Google Cloud has issued a warning regarding the increasing illicit activity of North Korean IT workers across Europe, particularly targeting blockchain projects. In a detailed report released on Wednesday, the tech giant outlined how operatives from the Democratic People’s Republic of Korea (DPRK) are posing as legitimate remote workers to infiltrate European companies, subvert critical systems, and steal sensitive data with potentially dire ramifications.
As projects built on the widely-used Solana network, such as applications and job boards, become favored targets, it is clear that the landscape of cyber threats is shifting. The focus has transitioned from the United States, where DPRK-linked entities faced significant scrutiny following indictments from the Department of Justice and tight hiring restrictions, to Europe, where these threats are now proliferating.
One striking element of the report highlights the extent of deception employed by these so-called IT workers.

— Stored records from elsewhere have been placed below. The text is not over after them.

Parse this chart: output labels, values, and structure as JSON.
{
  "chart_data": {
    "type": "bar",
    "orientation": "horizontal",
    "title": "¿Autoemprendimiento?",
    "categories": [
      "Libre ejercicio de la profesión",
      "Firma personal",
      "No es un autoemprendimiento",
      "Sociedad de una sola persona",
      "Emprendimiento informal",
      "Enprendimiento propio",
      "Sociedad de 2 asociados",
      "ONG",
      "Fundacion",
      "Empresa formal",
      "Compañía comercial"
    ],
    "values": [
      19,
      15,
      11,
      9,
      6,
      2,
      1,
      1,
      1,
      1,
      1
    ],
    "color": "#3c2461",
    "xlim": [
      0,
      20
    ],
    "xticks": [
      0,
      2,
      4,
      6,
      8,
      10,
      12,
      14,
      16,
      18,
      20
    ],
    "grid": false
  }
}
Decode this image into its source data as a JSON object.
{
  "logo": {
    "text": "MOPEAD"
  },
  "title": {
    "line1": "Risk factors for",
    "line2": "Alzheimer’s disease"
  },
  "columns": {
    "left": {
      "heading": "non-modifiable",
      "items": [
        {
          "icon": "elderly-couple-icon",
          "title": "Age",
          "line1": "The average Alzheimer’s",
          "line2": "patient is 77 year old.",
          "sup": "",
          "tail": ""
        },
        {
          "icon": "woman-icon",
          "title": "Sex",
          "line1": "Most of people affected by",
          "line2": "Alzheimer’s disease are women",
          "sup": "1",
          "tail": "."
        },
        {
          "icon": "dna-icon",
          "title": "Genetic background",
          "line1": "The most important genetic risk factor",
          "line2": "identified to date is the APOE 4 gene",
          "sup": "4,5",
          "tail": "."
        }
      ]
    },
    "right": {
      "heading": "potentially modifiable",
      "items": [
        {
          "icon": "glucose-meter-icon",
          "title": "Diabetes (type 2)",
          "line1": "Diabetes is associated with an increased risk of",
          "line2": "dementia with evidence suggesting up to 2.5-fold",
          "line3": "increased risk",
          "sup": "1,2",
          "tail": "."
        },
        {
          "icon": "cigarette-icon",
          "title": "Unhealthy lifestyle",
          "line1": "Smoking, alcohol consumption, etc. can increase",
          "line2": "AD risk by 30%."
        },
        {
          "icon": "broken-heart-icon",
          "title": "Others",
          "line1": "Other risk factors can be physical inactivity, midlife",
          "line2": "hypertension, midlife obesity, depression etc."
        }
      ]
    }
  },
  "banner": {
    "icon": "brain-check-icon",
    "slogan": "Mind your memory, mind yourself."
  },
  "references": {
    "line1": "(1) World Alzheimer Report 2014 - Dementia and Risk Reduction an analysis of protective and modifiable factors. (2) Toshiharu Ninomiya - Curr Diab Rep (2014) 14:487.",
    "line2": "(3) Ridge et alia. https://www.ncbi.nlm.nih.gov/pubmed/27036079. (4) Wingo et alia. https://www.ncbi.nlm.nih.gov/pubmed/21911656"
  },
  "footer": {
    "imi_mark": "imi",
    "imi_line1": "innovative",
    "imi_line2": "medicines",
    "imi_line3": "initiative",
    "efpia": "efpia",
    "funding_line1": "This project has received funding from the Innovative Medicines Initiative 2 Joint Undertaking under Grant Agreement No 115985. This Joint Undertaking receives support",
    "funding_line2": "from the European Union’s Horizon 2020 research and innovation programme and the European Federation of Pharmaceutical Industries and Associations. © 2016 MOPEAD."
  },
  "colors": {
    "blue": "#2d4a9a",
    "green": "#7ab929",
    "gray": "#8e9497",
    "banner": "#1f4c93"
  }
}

They managed to maintain up to twelve fake personas across the U.S. and Europe. Employing tactics such as fabricating references and cultivating relationships with recruiters, they devise elaborate strategies to build credibility and gain access to sensitive information.
Importantly, these workers are not merely pretending to have IT skills. The report reveals they have demonstrated a solid technical ability, taking on projects involving modern technologies such as Next.js, React, and CosmosSDK. Several even contributed to the development of an entire Solana-based job marketplace and implemented Anchor and Rust for smart contract development. Notably, one individual even ventured into artificial intelligence, developing web applications that combine AI with blockchain functionality.
Of particular concern is the use of Bring Your Own Device (BYOD) policies in workplaces, which may be providing fertile ground for these cyber intrusions. Google Cloud’s report cites that in January 2025, North Korean IT workers have increasingly targeted environments that allow employees to use their own devices, claiming, “IT workers have identified BYOD environments as potentially ripe for their schemes.”
The tactics of global expansion, extortion, and the utilization of virtualized infrastructure further illustrate the adaptability of DPRK IT workers as they evolve their strategies to evade detection and capitalize on vulnerabilities in various sectors.
DPRK entities and associated hacking groups have emerged as some of the most significant threat actors in the cryptocurrency landscape. In 2024 alone, they are estimated to have stolen approximately $1.3 billion from various projects and executed a massive $1.5 billion breach of the crypto exchange Bybit in February.
As the threat from North Korean operatives burgeons, it becomes increasingly critical for businesses, particularly those in the tech and blockchain domains, to bolster their cybersecurity measures and remain vigilant against these evolving tactics.